追い詰められたことより、今はライアーの目撃情報があったかもしれないこの場所をこいつらに知られたことの方が厄介だ。俺様よりもこういう裏通りにも奴らの方が精通しているに決まっている。本当にこの辺にライアーが現れるなら、今度こそ奴らに見つかるかもしれない。……ライアーが。



『またな』



「変な気を起こすんじゃねぇぜ?ここが何処か考えてみろ。テメェの特殊能力はこっちだってわかってんだ。周りをよく見てみろ。大ごとにはしたくねぇだろ?」

周り、と言われてやっと理解する。

こいつらはずっと俺様の特殊能力を封じれる場所に来るまで待っていた。確かにここで特殊能力を使えば、建物どころかここら一帯が燃えかねない。今は暗がりで見えないが、何人か屋敷内で俺様の側近だった連中もいたんだろう。俺様が特殊能力をまともに制御できないこともバレている。……が、それがこいつらを俺様が攻撃できない理由にはならない。


「……金はもう払った。俺様に構うな。お前達にはもう用はない。……ここで俺様と同じ顔にされたくなければ今すぐ消えろ」

邪魔をするなら容赦はしない。

俺様の特殊能力が制御できないのもわかった上で立ち塞がるのなら、ここで俺様に焼かれても自業自得だ。見ず知らずの連中の住処が焼けようと木が焼けようと林が火の海になろうと俺様の知ったことじゃ

「金を払わねぇってんなら、その獲物は俺達が横取りしちまっても構わねぇんだな?」



……横取り?



考えるより先に火が渦巻いた。

暗かった視界か見慣れた黒の光で照らされる。頭が、目の奥が炎に取り巻かれる身体よりも熱くなる。

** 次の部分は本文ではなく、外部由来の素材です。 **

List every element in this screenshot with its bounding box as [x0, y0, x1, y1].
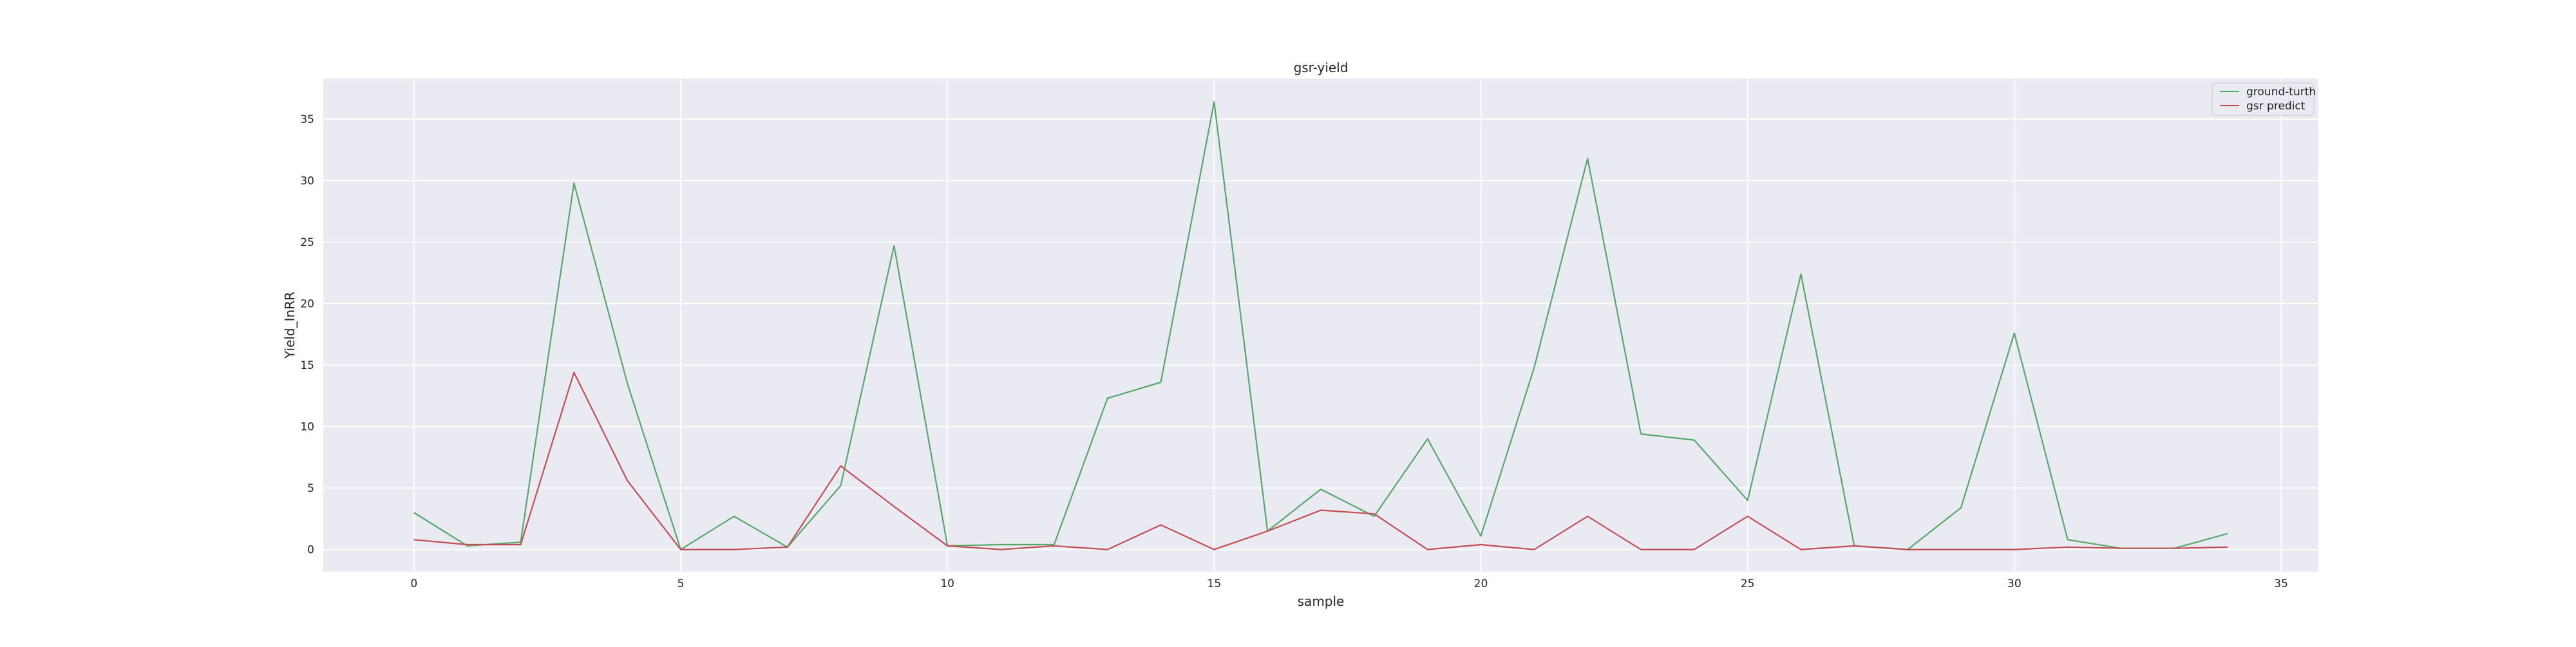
tick-labels: 0 5 10 15 20 25 30 35 0 5 10 15 20 25 30 35	[300, 113, 2287, 590]
y-tick-label: 5	[307, 482, 314, 495]
y-tick-label: 10	[300, 421, 314, 434]
y-tick-label: 0	[307, 544, 314, 557]
x-axis-label: sample	[1298, 594, 1345, 609]
x-tick-label: 20	[1474, 577, 1488, 590]
y-tick-label: 20	[300, 298, 314, 311]
x-tick-label: 15	[1208, 577, 1222, 590]
series-line-ground-turth	[413, 101, 2228, 550]
x-tick-label: 35	[2274, 577, 2288, 590]
grid-lines	[323, 79, 2318, 572]
legend: ground-turth gsr predict	[2211, 82, 2316, 116]
legend-label-gsr-predict: gsr predict	[2246, 100, 2306, 113]
y-tick-label: 15	[300, 359, 314, 372]
legend-label-ground-turth: ground-turth	[2246, 86, 2316, 98]
y-tick-label: 30	[300, 175, 314, 188]
y-tick-label: 35	[300, 113, 314, 126]
x-tick-label: 5	[677, 577, 685, 590]
series-line-gsr-predict	[413, 371, 2228, 550]
x-tick-label: 10	[940, 577, 954, 590]
chart-title: gsr-yield	[1294, 60, 1349, 75]
y-axis-label: Yield_InRR	[282, 292, 298, 359]
plot-background	[323, 79, 2318, 572]
x-tick-label: 30	[2007, 577, 2022, 590]
x-tick-label: 25	[1741, 577, 1755, 590]
series-lines	[413, 101, 2228, 550]
x-tick-label: 0	[410, 577, 417, 590]
y-tick-label: 25	[300, 236, 314, 249]
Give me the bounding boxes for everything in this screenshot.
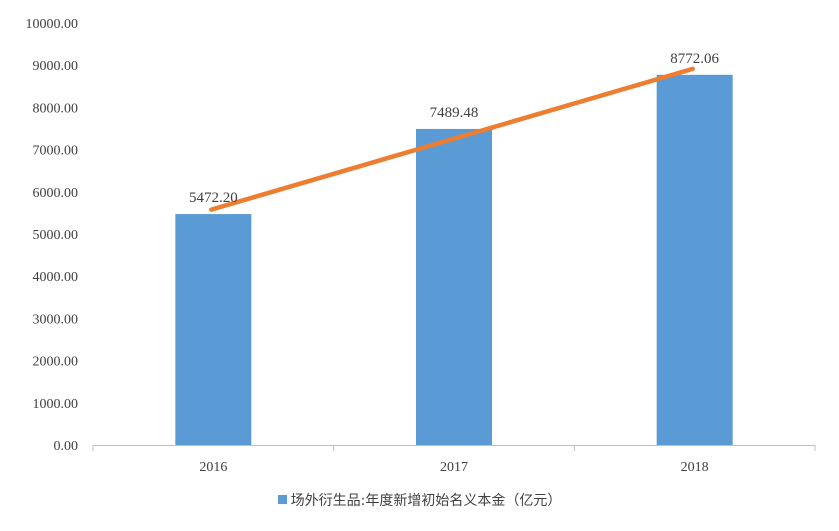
legend: 场外衍生品:年度新增初始名义本金（亿元） <box>0 490 839 510</box>
y-tick-label: 0.00 <box>54 439 79 454</box>
data-labels: 5472.20 7489.48 8772.06 <box>189 51 720 206</box>
y-tick-label: 8000.00 <box>33 101 79 116</box>
trendline <box>209 66 695 212</box>
x-tick-label: 2017 <box>440 460 468 475</box>
x-tick-label: 2018 <box>681 460 709 475</box>
bar-2018 <box>656 74 733 446</box>
y-tick-label: 3000.00 <box>33 312 79 327</box>
y-tick-label: 4000.00 <box>33 270 79 285</box>
y-tick-label: 9000.00 <box>33 59 79 74</box>
legend-swatch <box>277 494 287 504</box>
y-tick-label: 2000.00 <box>33 355 79 370</box>
y-tick-label: 1000.00 <box>33 397 79 412</box>
x-axis: 2016 2017 2018 <box>92 445 816 475</box>
data-label-2017: 7489.48 <box>430 105 479 121</box>
y-tick-label: 5000.00 <box>33 228 79 243</box>
y-tick-label: 10000.00 <box>26 17 79 32</box>
trendline-layer <box>209 66 695 212</box>
legend-label: 场外衍生品:年度新增初始名义本金（亿元） <box>290 493 562 509</box>
bars <box>175 74 733 446</box>
data-label-2016: 5472.20 <box>189 190 238 206</box>
bar-2016 <box>175 214 252 445</box>
y-axis-ticks: 0.00 1000.00 2000.00 3000.00 4000.00 5000.00 6… <box>26 17 79 454</box>
x-tick-label: 2016 <box>199 460 227 475</box>
data-label-2018: 8772.06 <box>670 51 719 67</box>
y-tick-label: 7000.00 <box>33 144 79 159</box>
y-tick-label: 6000.00 <box>33 186 79 201</box>
bar-2017 <box>416 128 492 445</box>
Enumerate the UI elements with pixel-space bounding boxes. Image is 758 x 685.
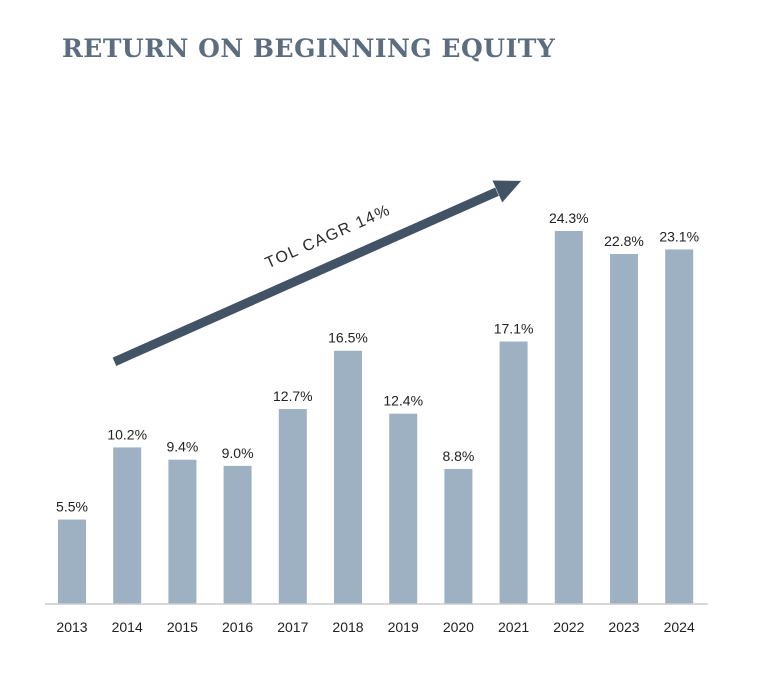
x-tick-2018: 2018 bbox=[332, 619, 363, 635]
x-tick-2020: 2020 bbox=[443, 619, 474, 635]
data-label-2015: 9.4% bbox=[166, 439, 198, 455]
arrow-head bbox=[492, 180, 522, 203]
bar-2019 bbox=[389, 413, 418, 604]
x-tick-2022: 2022 bbox=[553, 619, 584, 635]
bar-2022 bbox=[554, 231, 583, 604]
x-tick-2023: 2023 bbox=[608, 619, 639, 635]
data-label-2021: 17.1% bbox=[494, 321, 534, 337]
x-tick-2024: 2024 bbox=[664, 619, 695, 635]
bars-group: 5.5% 2013 10.2% 2014 9.4% 2015 9.0% 2016 12.7% 20… bbox=[56, 210, 699, 635]
bar-2015 bbox=[168, 459, 197, 604]
x-tick-2019: 2019 bbox=[388, 619, 419, 635]
chart-title: RETURN ON BEGINNING EQUITY bbox=[62, 34, 556, 63]
bar-2017 bbox=[278, 409, 307, 604]
bar-2021 bbox=[499, 341, 528, 604]
data-label-2016: 9.0% bbox=[222, 445, 254, 461]
data-label-2022: 24.3% bbox=[549, 210, 589, 226]
bar-2024 bbox=[665, 249, 694, 605]
data-label-2023: 22.8% bbox=[604, 233, 644, 249]
x-tick-2021: 2021 bbox=[498, 619, 529, 635]
x-tick-2014: 2014 bbox=[112, 619, 143, 635]
data-label-2017: 12.7% bbox=[273, 388, 313, 404]
bar-2018 bbox=[334, 350, 362, 604]
x-tick-2015: 2015 bbox=[167, 619, 198, 635]
data-label-2013: 5.5% bbox=[56, 499, 88, 515]
arrow-shaft bbox=[111, 186, 501, 368]
bar-2016 bbox=[223, 465, 252, 604]
bar-2020 bbox=[444, 468, 473, 604]
cagr-arrow: TOL CAGR 14% bbox=[111, 180, 522, 368]
x-tick-2013: 2013 bbox=[56, 619, 87, 635]
bar-2014 bbox=[113, 447, 142, 604]
x-tick-2017: 2017 bbox=[277, 619, 308, 635]
data-label-2018: 16.5% bbox=[328, 330, 368, 346]
data-label-2020: 8.8% bbox=[442, 448, 474, 464]
bar-2013 bbox=[58, 519, 86, 604]
data-label-2019: 12.4% bbox=[383, 393, 423, 409]
x-tick-2016: 2016 bbox=[222, 619, 253, 635]
data-label-2024: 23.1% bbox=[659, 228, 699, 244]
bar-2023 bbox=[610, 254, 638, 604]
data-label-2014: 10.2% bbox=[107, 426, 147, 442]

殺す、殺す、殺す。ふざけるなふざけるなふざけるな‼︎

今度こそこいつら全員炭にする。俺様から奴を奪っておきながら横取りだとふざけるな。お前らみたいな連中さえいなけりゃあ俺様もライアーも……‼︎

思ったことをそのまま言葉にしようと舌を動かせば、上塗るように最初の一音は男の悲鳴に潰された。背中から地面に倒れ込み、顔を押さえ転がる男を前に、他の連中も怯みだす。炙られた足もとから周囲がみるみる内に黒炎に取り巻








「ッ見っけ‼︎」








ドカッ。

連中とは違う声が耳に届いたのと、突然の背後からの衝撃に襲われるのは同時だった。

息が詰まり、連中に目を見開いたまま、勢いに押され前へ倒れ込む。まだ連中に仲間が居たのかと思ったら、霞む視界の中で連中まで俺の背後へ向けて口を馬鹿みたいに開け目を剥いていた。火傷をした男と同じように地面へと転がる中、




「騎士だ」と。そう叫ぶのが聞こえた。




「っし。取り敢えずカラム達呼ぶより先に片付けっか!」

ぎゃあああああああああ‼︎という野太い悲鳴と共に、そこで俺の意識は途切れた。